Not surprisingly, Mr. Tharoor totally overlooked Awami League’s systematic brutal treatment of rival political parties. For example, on October 28, 2006 its party men killed in broad day light nearly a dozen unarmed Jamaat men on the streets of Dhaka, which the whole world saw on television screens on that day. All the allegations of Jamaat’s collaboration with the Pakistani army are still theories, and are not based on facts or evidence. Moreover, after the liberation of Bangladesh, people of Jamaat-e-Islam have not waged a war against the country; conversely, they have completely accepted and showed total loyalty to the new-born state and have not launched any campaign to re-join Pakistan.

If the events of the 1971 war were the main reason for these arrests and tortures, a number of Awami League and Jatiya Party leaders (who are in power now) would have been in prison by this time for their Pakistan sympathies and ‘collaboration’ at that time. Jamaat leader Maulana Delwar Hossain Saidee entered active political life in the late 1980s. He does not bear any political taint involving our liberation war. His arrest explains to us the extent of manipulation of 1971 events by Awami League and the pro-Indian lobby in Bangladesh.

Actually the three top-most Jamaat leaders were arrested on June 29, 2010 on some preposterous blasphemy charges. Soon after that, the people of Bangladesh came to know very well that the blasphemy allegation against Jamaat leaders was not only unfounded and pointless but also ridiculous and laughable. Hence, as usual, with the help of a section of the media, the Awami League government recycled its typical weapon of public sentiment of the 1971 liberation war to use and re-use it against political opponents. 

Despite Awami League’s blatant undemocratic practices and cruel exercise of power, the dominant media (both domestic and foreign) is largely silent about its brutalities. What a section of the media usually highlights, for example, is Jamaat-e-Islam’s political stance of 1971 in favour of a united Pakistan. After about four decades of the liberation of Bangladesh, Jamaat’s political stance of 1971 can be interpreted in two ways: firstly, it was totally wrong to espouse to retain a united Pakistan given all the inequalities that had existed between West Pakistan and East Pakistan; secondly, the way Indian BSF personnel are killing hundreds of Bangladeshis on a regular basis and given India’s economic and political exploitations of Bangladesh may vindicate the Jamaat fear of 1971 that a Bangladesh axed from Pakistan would be subject to Indian hostilities, which is actually the present day reality. However, this is a matter of political and historical analysis and should be done in an academic way. Importantly, even if Jamaat’s stance was wrong (and I believe it was), it can also be interpreted as its right to hold a political opinion.

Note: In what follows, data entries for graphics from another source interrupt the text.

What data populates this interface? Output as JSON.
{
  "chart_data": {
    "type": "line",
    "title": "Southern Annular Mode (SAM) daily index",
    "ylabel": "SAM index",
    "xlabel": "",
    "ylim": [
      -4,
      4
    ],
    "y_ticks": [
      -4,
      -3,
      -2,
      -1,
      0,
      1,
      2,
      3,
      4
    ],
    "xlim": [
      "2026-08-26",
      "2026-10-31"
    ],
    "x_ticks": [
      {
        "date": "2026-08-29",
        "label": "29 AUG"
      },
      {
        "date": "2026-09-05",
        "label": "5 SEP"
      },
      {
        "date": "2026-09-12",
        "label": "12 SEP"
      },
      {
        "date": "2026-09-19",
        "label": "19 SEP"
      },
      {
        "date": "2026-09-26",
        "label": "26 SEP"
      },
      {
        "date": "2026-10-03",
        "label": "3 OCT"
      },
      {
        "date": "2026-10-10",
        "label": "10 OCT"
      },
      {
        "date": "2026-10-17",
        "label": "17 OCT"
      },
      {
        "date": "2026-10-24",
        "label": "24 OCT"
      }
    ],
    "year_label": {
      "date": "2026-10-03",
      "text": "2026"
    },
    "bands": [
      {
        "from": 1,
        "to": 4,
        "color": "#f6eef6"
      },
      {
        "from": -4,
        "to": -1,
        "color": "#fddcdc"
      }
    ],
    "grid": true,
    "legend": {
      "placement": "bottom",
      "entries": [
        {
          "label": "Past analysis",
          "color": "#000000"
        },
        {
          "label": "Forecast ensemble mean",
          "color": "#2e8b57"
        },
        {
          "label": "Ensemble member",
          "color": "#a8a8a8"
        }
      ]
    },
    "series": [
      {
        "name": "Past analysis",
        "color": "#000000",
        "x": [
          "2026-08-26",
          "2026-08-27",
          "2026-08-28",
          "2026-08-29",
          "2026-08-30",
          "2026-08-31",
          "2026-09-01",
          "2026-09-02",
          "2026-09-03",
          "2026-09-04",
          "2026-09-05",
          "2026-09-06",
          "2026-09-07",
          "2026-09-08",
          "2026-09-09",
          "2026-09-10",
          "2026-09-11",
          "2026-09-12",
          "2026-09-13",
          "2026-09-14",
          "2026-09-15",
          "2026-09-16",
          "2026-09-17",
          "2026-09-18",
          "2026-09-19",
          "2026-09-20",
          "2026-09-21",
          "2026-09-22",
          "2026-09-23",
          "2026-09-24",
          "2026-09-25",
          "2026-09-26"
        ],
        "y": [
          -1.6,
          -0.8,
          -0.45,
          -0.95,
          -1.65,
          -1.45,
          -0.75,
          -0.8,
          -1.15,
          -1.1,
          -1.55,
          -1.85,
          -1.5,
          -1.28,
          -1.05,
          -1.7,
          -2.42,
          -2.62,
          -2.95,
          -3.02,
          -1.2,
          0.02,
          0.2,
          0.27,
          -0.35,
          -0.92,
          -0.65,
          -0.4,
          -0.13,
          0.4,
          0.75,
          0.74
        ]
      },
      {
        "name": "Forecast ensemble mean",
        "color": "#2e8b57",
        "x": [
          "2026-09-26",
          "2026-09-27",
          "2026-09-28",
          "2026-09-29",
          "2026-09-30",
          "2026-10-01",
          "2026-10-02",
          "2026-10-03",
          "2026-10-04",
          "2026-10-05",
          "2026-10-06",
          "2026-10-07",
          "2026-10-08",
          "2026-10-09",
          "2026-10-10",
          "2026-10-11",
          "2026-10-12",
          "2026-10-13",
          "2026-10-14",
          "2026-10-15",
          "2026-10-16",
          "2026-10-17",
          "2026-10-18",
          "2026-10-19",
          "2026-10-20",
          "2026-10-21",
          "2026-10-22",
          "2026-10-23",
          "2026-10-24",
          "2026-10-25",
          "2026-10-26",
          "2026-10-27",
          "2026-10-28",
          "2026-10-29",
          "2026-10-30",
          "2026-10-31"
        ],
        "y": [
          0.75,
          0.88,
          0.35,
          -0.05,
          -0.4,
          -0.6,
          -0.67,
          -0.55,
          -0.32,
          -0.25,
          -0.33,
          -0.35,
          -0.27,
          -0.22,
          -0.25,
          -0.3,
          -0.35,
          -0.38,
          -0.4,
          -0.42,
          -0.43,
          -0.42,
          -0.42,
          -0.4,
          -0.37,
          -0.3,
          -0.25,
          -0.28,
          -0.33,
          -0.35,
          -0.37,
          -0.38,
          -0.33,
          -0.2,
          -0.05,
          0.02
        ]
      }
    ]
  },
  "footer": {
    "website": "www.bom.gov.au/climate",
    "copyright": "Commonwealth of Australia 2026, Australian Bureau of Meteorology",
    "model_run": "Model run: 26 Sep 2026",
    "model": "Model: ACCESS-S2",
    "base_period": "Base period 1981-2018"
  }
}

Post-1971 Bangladesh is not a better place to live, and this is not because of the independence of 1971, but because of the failure of the successive governments that have ruled the country ever since and because of Indian hostilities especially in the border regions. The BDR carnage and the killing of dozens of military officers on February 25, 2009 already weakened our defense system. As a result, post-February-2009-Bangladesh is much more vulnerable and more exposed to foreign aggression. Jamaat is not the author of the wide range of political and social ills that have been crippling the country for a very long time. Even enemies of Jamaat agree that Jamaat people are more responsible citizens. They are better parents in the family, more dutiful employees in work places, and more considerate and caring in collective life in society. If such people are marginalized and penalized, the ultimate sufferer will be the country itself.

If the West overlooks Awami League’s undemocratic practices for the fact that the party uses the secularism slogan, and helps demonize Jamaat-e-Islam for its Islamic leanings, that will be catastrophic for the future of the poor nation, Bangladesh, and the people of the country will have to bear the brunt of all consequences.